While our age gap rarely comes up as an actual problem worth discussing, it often becomes the basis of good-natured teasing, such as when I injure an old-mannish part of me (a hip, for example) playing hockey, getting slowly out of bed, or chasing kids off our lawn; or when she struggles to identify artifacts such as LP records, typewriters, and rotary phones,2 or wants to know what life was like before automobiles.
|Your humble author, ca. 1895.|
The age gap does seem to be a bit harder on me, though, not just because I’m more elderly and thus an easier, slower target, but also because, frankly, I’m not too bright.
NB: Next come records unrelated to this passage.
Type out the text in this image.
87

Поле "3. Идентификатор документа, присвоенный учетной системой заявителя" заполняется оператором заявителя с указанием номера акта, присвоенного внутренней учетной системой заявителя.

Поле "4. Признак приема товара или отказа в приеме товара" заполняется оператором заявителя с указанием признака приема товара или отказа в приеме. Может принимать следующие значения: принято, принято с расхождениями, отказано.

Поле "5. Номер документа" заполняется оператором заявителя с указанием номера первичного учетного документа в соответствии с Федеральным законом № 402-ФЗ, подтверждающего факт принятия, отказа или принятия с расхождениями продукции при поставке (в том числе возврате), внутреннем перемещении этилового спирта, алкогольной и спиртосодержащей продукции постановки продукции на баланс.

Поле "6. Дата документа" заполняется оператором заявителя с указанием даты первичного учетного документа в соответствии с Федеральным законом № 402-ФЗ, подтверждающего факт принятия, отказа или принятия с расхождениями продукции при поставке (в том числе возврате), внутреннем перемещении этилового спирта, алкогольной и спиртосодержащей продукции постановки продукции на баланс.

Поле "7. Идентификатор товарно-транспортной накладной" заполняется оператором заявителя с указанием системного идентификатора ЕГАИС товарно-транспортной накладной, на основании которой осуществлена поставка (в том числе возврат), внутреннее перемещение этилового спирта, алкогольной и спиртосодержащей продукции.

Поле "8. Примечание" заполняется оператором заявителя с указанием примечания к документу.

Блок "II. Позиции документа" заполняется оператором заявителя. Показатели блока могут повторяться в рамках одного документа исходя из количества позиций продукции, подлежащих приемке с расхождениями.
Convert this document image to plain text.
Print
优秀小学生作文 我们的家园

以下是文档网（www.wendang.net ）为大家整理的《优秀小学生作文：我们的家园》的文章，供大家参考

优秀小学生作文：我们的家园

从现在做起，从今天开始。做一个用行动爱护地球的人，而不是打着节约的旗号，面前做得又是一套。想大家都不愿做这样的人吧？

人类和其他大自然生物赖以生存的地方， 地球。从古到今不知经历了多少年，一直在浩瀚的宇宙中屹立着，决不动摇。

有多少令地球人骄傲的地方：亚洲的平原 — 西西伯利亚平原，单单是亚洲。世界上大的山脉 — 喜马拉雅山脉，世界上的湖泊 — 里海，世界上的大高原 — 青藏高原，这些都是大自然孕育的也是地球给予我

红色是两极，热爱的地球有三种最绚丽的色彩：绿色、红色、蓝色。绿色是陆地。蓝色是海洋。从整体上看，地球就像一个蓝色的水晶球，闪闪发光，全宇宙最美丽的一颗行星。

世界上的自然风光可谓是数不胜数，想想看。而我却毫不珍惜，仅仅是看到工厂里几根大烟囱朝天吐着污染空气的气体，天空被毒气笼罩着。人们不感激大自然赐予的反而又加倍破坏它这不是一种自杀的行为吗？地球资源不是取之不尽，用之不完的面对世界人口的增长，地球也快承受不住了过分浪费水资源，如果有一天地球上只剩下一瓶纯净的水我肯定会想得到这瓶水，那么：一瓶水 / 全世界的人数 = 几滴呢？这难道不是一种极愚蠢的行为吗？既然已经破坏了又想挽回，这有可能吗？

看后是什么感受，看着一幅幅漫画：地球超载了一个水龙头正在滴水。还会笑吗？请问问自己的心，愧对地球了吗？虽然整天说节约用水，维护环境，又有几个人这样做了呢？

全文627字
Some years ago—I won’t say exactly how many—Some Gal turned twenty-five. She was in a funk for much longer than I had learned to expect her to be down about anything,3 so finally I asked what was eating her. Clearly (in hindsight) upset about having rushed through the first five years of her twenties, she answered with a slump in her shoulders and voice:
“I’m halfway to thirty.”
My immediate response—the mathematical part of my brain obviously moving much faster than the part that doles out common sense—was:
“What are you talking about? You’re halfway to fifty.”
I suspect that by the time I live this down, she’ll be halfway to ninety. Maybe older than that, since I’m dimwitted enough to have put it in writing so it’ll be harder to forget.
1. In case you’re struggling to keep up, my wife’s husband is me. While we tend to use the first-person plural here at Bowling in the Dark, referring to our wife’s husband as “us” would be be confusing at best, and at worst might inadvertently generate discussion about polygamy and the constitutional definition of marriage, and I/we/Gaia are particularly interested in not having that discussion here.
2. I’m making a lot of this up because she’s probably not going to read this.
3. Probably twenty or thirty minutes. She’s pretty upbeat.